MB: Probabilmente ha aggiunto molto alle fotografie. Ma passiamo a un altro argomento. Guardando le tue foto viene da pensare a Platt-Lynes e per certi versi Cecil Beaton.
RM: Sì, è vero, ci sono delle foto che si riferiscono molto al lavoro di questi due maestri, ma non vorrei essere definito il Cecil Beaton di questi giorni: l’ho conosciuto, lo stimo, ma non vorrei emularlo.
MB: Nelle tue foto crei però una certa aristocrazia del “trash” o del cattivo.
RM: Prendendo la gente della strada? Il problema è un altro: io ho sempre fotografato la gente che mi sta intorno senza mai forzarli e senza mai variare la mia maniera di guardarli, qualunque fosse la loro estrazione sociale.
MB: Quando parlo di aristocrazia mi riferisco alla capacità dell’immagine di trasformarli in superstar, o per certi versi di riscattarli.
RM: È giusto. Ti ho già detto che le mie foto sono autobiografiche: sono la mia storia e io voglio ricordare le persone che sono passate nelle mia vita e gli aspetti migliori di essa. Spesso le persone che fotografo non si sentono abbastanza gratificate dalle mie foto e io mi sorprendo perché cerco sempre di esprimere il meglio della gente. In questo senso mi sento l’opposto di Diane Arbus, sempre tesa a sottolineare i momenti più tristi e drammatici della gente.

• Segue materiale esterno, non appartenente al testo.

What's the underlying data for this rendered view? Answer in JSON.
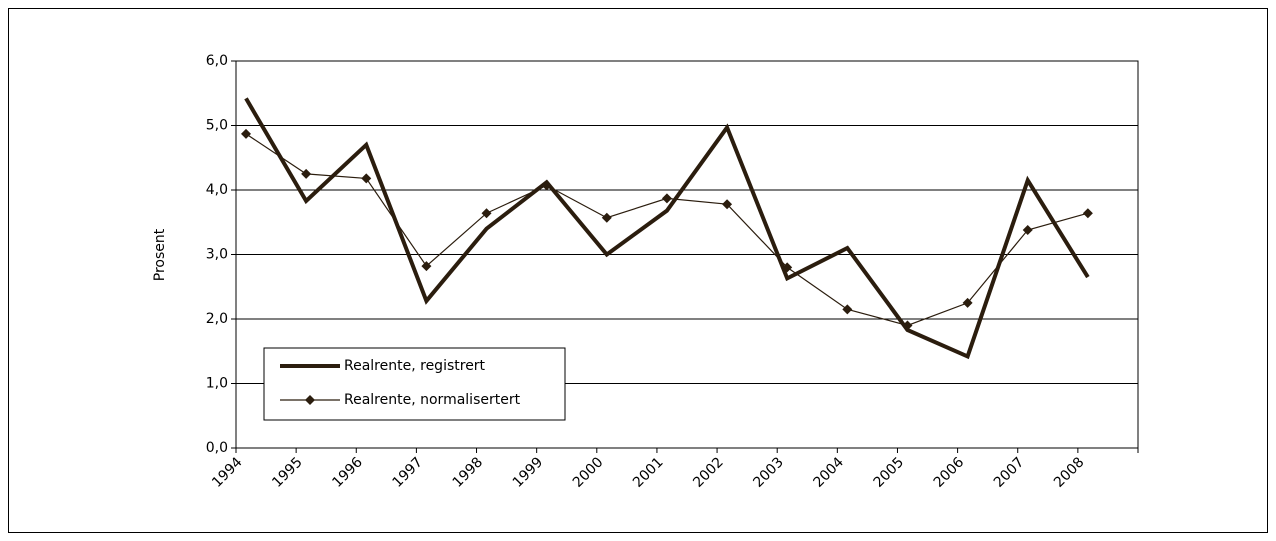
{
  "chart_data": {
    "type": "line",
    "y_label": "Prosent",
    "categories": [
      "1994",
      "1995",
      "1996",
      "1997",
      "1998",
      "1999",
      "2000",
      "2001",
      "2002",
      "2003",
      "2004",
      "2005",
      "2006",
      "2007",
      "2008"
    ],
    "series": [
      {
        "name": "Realrente, registrert",
        "color": "#2b1d0e",
        "marker": "none",
        "values": [
          5.42,
          3.83,
          4.7,
          2.28,
          3.4,
          4.12,
          3.0,
          3.68,
          4.97,
          2.63,
          3.1,
          1.83,
          1.42,
          4.15,
          2.65
        ]
      },
      {
        "name": "Realrente, normalisertert",
        "color": "#2b1d0e",
        "marker": "diamond",
        "values": [
          4.87,
          4.25,
          4.18,
          2.82,
          3.64,
          4.07,
          3.57,
          3.87,
          3.78,
          2.8,
          2.15,
          1.9,
          2.25,
          3.38,
          3.64
        ]
      }
    ],
    "ylim": [
      0,
      6
    ],
    "yticks": [
      {
        "value": 0,
        "label": "0,0"
      },
      {
        "value": 1,
        "label": "1,0"
      },
      {
        "value": 2,
        "label": "2,0"
      },
      {
        "value": 3,
        "label": "3,0"
      },
      {
        "value": 4,
        "label": "4,0"
      },
      {
        "value": 5,
        "label": "5,0"
      },
      {
        "value": 6,
        "label": "6,0"
      }
    ],
    "grid": true,
    "legend": "lower left"
  }
}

MB: Questo tuo atteggiamento per certi versi è simile a quello di Andy Warhol sempre in cerca di “beautiful people”. C’è una sorta di mondanità nel trovare che tutto è bello.
RM: Per me Warhol è un genio, anche se spesso non ne condivido gli atteggiamenti: Warhol scruta la gente da voyeur e io non sono un voyeur.
MB: Credo però che in qualche tua foto una certa componente voyeuristica comunque sia ben presente.
RM: Per me voyeur è chi certe cose non le ha fatte mai e tenta di esprimerle usando gli altri. Quando ho fatto le foto sado-maso, immagini molto esasperate, erano un tentativo di ricordare e di riguardare delle foto che avevo già fatto, e la gente nelle foto faceva delle cose vere, reali. Non c’era alcuna messa in scena, nessuna finzione teatrale. L’esperienza è già più importante della foto in sé.
MB: Molto spesso il fotografo si nasconde dietro alla camera, e tu?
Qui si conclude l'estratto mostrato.